On Feb. 28, petitioners submitted well over their required 352 signatures to have the BYOB ordinance considered by City Council, which were certified by the city clerk.

The ordinance will allow guests of restaurants – which meet certain requirements – to carry in and consume wine and malt beverages between certain hours. Supporters say this will improve the local economy. Opponents think it will negatively change the historically dry town.

Before going to a public hearing on the issue, solicitor Dorothy McCrosson said that City Council now has 20 days to act on the certified signatures and if no action is taken in 20 days, the petitioners have 10 days to withdraw the petition. If they do not, it will go on the ballot for May 8.

The issue was open for public comment. Resident David French said he can remember when the city’s blue laws were repealed providing an opportunity for businesses to cash in on the Sunday crowds.

“What would Ocean City be without that being amended,” he said. “I think that this should be passed or put on the ballot to let the people decide.”

Steve Cole said he was opposed to BYOB.

Ocean City, I think, is a terrific place. It’s going to be terrific even if we don’t have BYOB,” he said.

Cole said he would also like to see it go to referendum.

Steve Fenichel said it would be a good idea for City Council to sponsor a workshop with knowledgeable people on both sides of the issue.
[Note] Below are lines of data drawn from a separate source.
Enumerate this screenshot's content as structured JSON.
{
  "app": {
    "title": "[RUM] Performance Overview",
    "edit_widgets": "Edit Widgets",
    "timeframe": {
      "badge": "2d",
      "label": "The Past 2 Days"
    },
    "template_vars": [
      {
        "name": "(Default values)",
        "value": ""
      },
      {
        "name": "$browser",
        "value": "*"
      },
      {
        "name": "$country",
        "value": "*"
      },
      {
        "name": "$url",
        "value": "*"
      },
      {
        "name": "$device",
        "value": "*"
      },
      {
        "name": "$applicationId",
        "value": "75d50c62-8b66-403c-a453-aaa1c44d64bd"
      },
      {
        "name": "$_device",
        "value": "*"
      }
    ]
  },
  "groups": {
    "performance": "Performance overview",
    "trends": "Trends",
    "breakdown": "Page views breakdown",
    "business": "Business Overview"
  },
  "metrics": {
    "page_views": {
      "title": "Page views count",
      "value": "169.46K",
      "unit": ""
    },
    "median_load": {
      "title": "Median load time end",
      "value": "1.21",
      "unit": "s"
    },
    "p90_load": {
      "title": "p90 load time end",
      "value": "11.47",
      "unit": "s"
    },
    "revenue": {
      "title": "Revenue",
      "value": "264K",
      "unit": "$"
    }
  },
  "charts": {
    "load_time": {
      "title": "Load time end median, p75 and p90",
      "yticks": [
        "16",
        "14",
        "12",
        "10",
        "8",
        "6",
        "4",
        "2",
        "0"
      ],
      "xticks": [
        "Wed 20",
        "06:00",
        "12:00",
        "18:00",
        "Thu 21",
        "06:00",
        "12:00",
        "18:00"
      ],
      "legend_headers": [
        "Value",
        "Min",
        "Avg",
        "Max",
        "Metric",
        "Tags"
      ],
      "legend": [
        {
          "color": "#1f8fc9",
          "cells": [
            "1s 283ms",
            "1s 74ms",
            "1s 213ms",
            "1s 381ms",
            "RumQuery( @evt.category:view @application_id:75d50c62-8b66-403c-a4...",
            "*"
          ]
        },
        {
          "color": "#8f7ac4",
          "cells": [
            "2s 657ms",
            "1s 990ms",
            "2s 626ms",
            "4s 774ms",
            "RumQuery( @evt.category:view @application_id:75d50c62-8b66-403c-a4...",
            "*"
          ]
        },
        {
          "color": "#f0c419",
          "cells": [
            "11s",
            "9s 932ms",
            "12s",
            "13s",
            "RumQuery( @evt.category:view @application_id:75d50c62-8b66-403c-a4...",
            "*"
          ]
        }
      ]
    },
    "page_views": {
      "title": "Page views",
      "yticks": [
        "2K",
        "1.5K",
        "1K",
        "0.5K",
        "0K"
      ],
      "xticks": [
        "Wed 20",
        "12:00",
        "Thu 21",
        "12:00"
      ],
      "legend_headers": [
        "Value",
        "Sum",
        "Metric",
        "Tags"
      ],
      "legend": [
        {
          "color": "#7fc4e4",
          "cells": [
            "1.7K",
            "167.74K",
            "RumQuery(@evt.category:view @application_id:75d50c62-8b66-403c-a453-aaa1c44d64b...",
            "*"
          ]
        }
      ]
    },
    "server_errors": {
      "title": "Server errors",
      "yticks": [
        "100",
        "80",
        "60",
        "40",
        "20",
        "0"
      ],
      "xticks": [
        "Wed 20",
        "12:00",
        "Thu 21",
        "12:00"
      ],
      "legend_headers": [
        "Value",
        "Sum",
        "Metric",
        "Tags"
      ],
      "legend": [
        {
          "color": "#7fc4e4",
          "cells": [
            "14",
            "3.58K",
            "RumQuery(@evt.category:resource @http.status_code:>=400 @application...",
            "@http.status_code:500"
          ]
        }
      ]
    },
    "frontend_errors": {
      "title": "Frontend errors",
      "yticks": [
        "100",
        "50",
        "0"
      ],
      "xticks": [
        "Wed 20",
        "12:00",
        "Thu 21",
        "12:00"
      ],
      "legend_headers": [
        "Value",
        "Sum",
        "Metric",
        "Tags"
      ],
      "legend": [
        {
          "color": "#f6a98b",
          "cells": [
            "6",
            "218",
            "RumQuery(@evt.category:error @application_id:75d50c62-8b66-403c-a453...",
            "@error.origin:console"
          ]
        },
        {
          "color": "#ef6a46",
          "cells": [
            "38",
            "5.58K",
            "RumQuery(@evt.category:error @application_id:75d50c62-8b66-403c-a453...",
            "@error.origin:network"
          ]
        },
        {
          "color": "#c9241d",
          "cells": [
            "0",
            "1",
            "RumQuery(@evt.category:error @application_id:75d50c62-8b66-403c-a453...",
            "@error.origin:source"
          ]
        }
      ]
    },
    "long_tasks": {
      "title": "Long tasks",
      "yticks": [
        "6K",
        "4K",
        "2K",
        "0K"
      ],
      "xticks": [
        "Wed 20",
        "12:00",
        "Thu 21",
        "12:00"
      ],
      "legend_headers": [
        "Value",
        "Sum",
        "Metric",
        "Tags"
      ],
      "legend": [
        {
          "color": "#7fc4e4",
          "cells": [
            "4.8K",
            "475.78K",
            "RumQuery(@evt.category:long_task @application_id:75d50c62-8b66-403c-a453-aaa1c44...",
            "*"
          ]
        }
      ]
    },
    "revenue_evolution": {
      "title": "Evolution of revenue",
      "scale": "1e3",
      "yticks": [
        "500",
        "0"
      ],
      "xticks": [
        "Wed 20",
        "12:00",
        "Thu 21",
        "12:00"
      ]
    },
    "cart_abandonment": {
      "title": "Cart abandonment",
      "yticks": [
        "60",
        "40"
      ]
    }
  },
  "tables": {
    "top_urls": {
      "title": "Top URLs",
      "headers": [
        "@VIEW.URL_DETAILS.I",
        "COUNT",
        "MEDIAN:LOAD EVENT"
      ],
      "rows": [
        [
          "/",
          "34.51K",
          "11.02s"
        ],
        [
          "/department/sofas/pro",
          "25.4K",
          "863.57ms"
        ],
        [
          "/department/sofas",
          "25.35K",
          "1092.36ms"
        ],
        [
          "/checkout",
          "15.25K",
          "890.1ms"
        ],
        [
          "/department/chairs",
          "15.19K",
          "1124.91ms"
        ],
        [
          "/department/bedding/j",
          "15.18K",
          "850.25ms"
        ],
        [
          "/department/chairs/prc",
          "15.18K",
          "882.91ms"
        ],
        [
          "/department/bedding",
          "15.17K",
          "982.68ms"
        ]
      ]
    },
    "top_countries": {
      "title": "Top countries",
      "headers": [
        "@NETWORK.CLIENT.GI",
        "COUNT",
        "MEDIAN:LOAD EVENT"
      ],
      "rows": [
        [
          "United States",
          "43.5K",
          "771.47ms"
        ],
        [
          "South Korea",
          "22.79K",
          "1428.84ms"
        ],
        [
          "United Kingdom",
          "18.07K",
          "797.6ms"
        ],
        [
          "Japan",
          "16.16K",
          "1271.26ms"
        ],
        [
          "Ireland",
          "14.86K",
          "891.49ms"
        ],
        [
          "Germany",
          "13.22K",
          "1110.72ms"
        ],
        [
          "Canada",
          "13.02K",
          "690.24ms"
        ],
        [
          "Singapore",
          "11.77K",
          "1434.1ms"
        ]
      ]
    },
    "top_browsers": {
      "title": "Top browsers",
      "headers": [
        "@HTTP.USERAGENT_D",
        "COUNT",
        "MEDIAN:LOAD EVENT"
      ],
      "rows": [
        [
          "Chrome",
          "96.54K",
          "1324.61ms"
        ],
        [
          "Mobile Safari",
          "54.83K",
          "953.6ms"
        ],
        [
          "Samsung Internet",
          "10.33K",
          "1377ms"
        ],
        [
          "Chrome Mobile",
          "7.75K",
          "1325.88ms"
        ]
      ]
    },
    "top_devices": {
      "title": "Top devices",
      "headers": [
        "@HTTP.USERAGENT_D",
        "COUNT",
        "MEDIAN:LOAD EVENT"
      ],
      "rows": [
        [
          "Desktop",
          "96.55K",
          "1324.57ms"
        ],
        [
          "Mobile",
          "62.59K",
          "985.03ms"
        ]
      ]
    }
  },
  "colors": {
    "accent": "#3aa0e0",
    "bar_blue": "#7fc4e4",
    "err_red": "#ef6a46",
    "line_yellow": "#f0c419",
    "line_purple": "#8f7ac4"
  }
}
“It will allow our community to be the most informed we can be when we vote,” he said.

Ed Price said he’d like council to vote “no” so that it may appear on the ballot.

Norma Lee Linforth said she is against the whole idea of BYOB.

“I just think it would no longer be ‘America’s Greatest Family Resort,’” she said.

Council members were upfront that they wanted it to go to a public vote.

“Here we are again, BYOB,” Councilman Scott Ping said. “This is a decision that cannot be made by us.”

Ping said that to change the city code to allow BYOB changes the charter of the town and the public has to decide on that issue, not the seven members of council.

Councilman John Kemenosh said that he cannot support BYOB because it goes against what Ocean City was founded on and what families come for.

Councilman Tony Wilson called the issue “devisive” and said, “This needs to go to referendum.”

“I think it should be decided by everyone who is a registered voter,” Councilman Roy Wagner said, adding that he was against it personally.

Councilman Keith Hartzell said this time around, the discussion on BYOB has been more cordial.

“This is a huge issue,” he said. “I just want to say good work this time around.”

Councilwoman Karen Bergman said that it was “about time this goes to a referendum.”

“It will change the flavor of the town,” she said.

Council President Michael Allegretto agreed that the issue needed to be decided by the public and not council, and all seven members voted against the ordinance.

If the petitioners do not rescind the question, it will appear on the May 8 ballot.